Thanks! It was LE with the Rebel Rock collection, so I doubt most MAC stores or counters will still have it. You should be able to find it online in a MAC community or on ebay though! That's how I got mine.


----------



## fireatwill (Mar 7, 2006)

Whenever you can can you do the 2nd? Thanks!


----------



## Delphi373 (Mar 7, 2006)

OMG you look amazing!  And if Studiofix can make me look like that then I gotta get some!


----------



## ashley_v85 (Mar 7, 2006)

Yes, you DEFINITELY need Studio Fix, haha. I won't be seen in public without it. 
	

	
	
		
		

		
		
	


	





Yeah, I'll try to do a tutorial for the second look, when I get around to it. It's really easy though:

Black eyeliner on inner rims (though the top probably isn't necessary...you can't really see it)
Corn s/s all over lid and up to crease
Crimsonaire s/s in crease and outer corner
Chrome Yellow on lid, with Gorgeous Gold on top (though I applied the Gorgeous Gold AFTER the pink, to help blend it better)
Fuschia pigment in the crease
Parfait Amour in the outer corner
Using the 266, line upper lashline with Blue Absinthe. I wetted my brush first. 
Using the 266, line bottom lashline with Parfait Amour
Go over the Blue Absinthe with Peacocky glitterliner
Add highlight (Nylon, I think it was)
Fill in Brows
Add mascara...and you're done! Haha.


----------



## smiles4c (Mar 8, 2006)

gorgeous, I love them both! 
	

	
	
		
		

		
			





 such rich color


----------



## mouthygirl95820 (Mar 8, 2006)

wow i really love the second one u did very colorful!


----------



## orodwen (Mar 9, 2006)

love the eye looks.  i'm totally & completely diggin' the 2nd one. i wanna dup that! hope you don't mind that i saved the eye pics from the 2nd look for future reference.


----------



## Starbright211 (Mar 9, 2006)

Hubba Hubba!!!


----------



## ashley_v85 (Mar 9, 2006)

Quote:

   Originally Posted by *orodwen* 
_love the eye looks.  i'm totally & completely diggin' the 2nd one. i wanna dup that! hope you don't mind that i saved the eye pics from the 2nd look for future reference. 
	

	
	
		
		

		
		
	


	


_

 
Of course I don't mind!
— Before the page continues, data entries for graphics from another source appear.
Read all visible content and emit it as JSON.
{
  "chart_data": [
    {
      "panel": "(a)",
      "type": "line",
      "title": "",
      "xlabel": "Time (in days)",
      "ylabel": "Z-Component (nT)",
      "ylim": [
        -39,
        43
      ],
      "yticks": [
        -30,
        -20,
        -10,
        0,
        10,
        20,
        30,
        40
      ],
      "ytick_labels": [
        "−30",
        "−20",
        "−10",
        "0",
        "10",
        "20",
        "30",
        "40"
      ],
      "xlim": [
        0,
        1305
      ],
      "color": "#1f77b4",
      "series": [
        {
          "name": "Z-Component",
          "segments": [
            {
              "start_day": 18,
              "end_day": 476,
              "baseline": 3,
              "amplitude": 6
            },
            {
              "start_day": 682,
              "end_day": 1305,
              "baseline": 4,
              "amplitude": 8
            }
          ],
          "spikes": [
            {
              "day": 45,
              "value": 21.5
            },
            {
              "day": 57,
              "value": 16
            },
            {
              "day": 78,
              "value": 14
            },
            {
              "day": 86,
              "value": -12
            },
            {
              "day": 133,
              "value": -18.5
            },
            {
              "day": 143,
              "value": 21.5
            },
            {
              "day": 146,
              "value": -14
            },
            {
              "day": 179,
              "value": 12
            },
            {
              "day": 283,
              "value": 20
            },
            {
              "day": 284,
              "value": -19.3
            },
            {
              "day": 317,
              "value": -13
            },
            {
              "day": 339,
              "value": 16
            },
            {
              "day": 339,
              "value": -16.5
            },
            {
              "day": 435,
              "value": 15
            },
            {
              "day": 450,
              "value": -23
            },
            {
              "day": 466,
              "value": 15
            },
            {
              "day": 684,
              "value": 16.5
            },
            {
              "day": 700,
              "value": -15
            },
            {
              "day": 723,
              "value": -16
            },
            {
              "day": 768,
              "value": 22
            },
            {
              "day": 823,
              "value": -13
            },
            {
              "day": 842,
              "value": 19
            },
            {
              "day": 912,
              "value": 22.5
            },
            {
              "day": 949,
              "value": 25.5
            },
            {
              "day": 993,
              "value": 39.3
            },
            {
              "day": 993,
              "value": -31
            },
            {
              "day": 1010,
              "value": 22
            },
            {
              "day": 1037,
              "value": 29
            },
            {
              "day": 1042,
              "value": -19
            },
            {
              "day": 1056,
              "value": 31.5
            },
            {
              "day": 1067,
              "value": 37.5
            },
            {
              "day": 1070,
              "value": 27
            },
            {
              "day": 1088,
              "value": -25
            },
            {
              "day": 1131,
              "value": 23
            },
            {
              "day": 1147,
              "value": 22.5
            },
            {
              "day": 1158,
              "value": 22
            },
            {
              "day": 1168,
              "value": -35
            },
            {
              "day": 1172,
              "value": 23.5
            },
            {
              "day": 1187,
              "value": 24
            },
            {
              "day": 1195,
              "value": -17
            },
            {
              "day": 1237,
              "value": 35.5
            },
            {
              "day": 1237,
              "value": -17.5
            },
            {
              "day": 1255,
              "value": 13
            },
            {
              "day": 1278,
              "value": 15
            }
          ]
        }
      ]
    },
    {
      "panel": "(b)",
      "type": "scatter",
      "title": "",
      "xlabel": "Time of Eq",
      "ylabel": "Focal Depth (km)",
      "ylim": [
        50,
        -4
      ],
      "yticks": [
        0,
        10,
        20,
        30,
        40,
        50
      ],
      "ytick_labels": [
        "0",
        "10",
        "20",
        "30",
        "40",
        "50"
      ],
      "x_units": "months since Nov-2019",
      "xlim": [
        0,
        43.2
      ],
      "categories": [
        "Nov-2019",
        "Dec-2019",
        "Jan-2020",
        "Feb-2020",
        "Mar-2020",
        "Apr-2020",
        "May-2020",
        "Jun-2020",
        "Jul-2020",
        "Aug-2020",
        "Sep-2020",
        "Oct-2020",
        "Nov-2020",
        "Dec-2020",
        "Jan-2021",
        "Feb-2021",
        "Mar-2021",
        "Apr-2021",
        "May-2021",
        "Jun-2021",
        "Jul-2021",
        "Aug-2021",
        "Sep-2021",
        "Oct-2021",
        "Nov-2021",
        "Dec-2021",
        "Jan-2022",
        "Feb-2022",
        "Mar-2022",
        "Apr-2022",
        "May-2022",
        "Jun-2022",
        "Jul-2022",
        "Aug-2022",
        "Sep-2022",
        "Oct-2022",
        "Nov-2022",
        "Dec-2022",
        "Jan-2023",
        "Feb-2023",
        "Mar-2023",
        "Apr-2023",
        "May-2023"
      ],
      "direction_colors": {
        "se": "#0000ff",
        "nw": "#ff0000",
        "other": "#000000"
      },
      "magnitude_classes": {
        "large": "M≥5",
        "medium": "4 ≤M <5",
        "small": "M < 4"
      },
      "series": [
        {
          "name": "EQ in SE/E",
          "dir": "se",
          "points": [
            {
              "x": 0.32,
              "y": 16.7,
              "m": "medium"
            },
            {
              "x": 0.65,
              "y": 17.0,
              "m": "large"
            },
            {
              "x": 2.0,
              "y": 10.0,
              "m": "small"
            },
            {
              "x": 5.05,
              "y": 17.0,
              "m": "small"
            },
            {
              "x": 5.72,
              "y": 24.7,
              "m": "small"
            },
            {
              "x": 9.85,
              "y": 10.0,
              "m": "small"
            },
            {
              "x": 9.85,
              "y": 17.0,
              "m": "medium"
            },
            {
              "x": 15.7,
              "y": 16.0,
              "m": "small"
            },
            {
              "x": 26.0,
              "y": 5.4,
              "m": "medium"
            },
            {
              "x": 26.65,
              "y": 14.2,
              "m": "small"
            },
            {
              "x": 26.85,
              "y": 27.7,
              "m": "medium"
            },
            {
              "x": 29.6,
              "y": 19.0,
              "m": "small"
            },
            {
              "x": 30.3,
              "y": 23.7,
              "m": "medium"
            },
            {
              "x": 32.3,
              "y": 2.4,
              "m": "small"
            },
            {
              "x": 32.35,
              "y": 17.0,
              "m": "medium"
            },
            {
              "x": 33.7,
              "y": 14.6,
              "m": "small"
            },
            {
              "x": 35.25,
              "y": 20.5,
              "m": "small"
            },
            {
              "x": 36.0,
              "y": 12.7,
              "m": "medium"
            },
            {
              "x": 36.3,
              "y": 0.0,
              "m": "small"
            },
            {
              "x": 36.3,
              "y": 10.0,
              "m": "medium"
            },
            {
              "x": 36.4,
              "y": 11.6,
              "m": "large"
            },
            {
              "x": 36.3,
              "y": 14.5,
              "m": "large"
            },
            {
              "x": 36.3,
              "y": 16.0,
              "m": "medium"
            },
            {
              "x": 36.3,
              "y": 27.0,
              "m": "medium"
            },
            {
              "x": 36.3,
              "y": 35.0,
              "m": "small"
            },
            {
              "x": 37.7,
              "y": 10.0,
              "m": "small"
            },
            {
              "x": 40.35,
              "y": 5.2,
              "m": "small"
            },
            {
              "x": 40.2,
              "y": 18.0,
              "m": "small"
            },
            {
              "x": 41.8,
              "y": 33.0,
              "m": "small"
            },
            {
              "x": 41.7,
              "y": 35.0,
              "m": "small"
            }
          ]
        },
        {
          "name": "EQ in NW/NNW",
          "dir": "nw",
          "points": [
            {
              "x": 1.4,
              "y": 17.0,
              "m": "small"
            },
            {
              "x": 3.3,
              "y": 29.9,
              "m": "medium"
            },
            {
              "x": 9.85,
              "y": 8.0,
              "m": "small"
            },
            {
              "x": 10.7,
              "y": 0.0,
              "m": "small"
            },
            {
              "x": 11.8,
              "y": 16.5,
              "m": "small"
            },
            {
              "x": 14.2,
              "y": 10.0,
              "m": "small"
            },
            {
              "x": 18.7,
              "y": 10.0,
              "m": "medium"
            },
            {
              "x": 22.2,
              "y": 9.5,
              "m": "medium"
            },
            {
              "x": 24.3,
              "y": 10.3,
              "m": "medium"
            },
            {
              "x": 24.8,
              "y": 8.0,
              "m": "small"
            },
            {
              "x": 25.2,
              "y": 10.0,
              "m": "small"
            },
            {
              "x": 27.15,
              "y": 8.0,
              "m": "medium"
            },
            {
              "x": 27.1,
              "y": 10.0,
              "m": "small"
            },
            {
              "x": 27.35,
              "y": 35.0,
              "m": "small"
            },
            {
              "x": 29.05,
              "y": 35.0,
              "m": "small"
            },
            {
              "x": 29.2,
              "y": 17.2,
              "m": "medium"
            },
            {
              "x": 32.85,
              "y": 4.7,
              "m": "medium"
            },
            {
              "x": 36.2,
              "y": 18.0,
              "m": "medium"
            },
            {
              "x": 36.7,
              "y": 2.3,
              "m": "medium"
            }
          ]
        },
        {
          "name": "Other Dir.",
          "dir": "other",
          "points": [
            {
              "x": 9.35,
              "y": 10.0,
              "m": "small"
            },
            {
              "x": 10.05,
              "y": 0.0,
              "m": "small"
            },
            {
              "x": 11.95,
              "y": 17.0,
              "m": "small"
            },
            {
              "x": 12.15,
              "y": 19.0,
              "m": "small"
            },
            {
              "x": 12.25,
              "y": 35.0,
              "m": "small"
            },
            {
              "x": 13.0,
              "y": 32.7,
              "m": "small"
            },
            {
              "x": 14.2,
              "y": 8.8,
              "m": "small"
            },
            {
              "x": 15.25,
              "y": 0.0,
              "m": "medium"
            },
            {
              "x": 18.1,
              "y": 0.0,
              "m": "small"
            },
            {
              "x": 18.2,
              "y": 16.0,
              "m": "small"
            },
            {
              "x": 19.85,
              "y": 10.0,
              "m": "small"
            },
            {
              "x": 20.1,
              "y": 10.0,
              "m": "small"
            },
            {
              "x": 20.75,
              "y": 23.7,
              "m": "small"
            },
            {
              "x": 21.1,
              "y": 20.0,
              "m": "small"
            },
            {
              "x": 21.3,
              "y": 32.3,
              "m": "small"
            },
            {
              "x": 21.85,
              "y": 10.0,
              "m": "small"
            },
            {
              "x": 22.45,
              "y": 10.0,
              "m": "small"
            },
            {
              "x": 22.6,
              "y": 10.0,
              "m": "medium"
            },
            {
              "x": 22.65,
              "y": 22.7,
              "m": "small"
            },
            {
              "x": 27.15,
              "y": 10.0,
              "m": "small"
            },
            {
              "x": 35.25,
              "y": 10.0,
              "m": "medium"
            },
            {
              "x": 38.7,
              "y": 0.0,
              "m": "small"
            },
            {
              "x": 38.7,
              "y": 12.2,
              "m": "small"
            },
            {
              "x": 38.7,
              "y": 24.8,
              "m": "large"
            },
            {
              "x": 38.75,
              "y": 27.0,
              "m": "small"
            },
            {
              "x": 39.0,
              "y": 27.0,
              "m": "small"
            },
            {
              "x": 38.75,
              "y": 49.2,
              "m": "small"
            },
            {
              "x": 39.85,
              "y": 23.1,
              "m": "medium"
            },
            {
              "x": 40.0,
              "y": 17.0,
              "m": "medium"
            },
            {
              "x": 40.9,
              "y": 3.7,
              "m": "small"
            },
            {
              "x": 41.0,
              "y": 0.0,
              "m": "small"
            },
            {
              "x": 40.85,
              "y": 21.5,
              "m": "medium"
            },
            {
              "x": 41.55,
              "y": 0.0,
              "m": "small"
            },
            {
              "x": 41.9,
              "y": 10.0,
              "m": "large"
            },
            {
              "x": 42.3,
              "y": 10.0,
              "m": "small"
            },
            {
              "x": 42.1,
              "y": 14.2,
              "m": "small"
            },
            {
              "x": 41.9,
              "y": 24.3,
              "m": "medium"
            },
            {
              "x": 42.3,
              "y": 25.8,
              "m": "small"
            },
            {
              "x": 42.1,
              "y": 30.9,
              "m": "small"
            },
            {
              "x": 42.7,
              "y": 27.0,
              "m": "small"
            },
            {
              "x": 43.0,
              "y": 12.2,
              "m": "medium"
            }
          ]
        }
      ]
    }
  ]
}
Actually, I find it flattering, because I always save pictures of makeup that I really like, haha. So thank you.


----------



## Juneplum (Mar 9, 2006)

i love your fotd's. gorgeous.


----------



## turquoise_star (Mar 9, 2006)

I _love_ that rainbow one!


----------



## ashley_v85 (Mar 11, 2006)

Thanks!


----------



## jglam2006 (May 31, 2006)

you are so talented you have got to be an artist WOW
love all you lucks


----------



## iiifugaziii (May 31, 2006)

gah your skin is so beautiful! I want your face shape!!! and I love both of those looks!!


----------



## tricky (May 31, 2006)

awesome! you should totally work at MAC if you don't already. i love the 2nd look so much!


----------



## lahdeedah (May 31, 2006)

BAD ASS!  Holy cow those both rock but you really rocked the rainbow! I'm  holding my breath for the tutorial!


----------



## smiles4c (May 31, 2006)

hehe I wish my zits would grow in convenient, mole-like spots XD  you look gorgeous, as always!


----------



## hyperRealGurl (May 31, 2006)

Luvvvvv, both looks, but then agian i luv all ur looks, your just to freaking pretty.  PS: can i put a request????? is there any way u can do a look with Stars N' Rockets?


----------



## ashley_v85 (Jun 2, 2006)

I can try! I never know what to do with that color, haha.


----------



## Jennifer Mcfly (Jun 2, 2006)

they are both hot! the first one is like whoa!


----------



## black_crx (Jun 2, 2006)

think you can wear nearly everything! You always look great! 

Hope you didn't get drunk from water in the background!


----------



## purpleroom (Jun 2, 2006)

cant decide which combo i like more!!


----------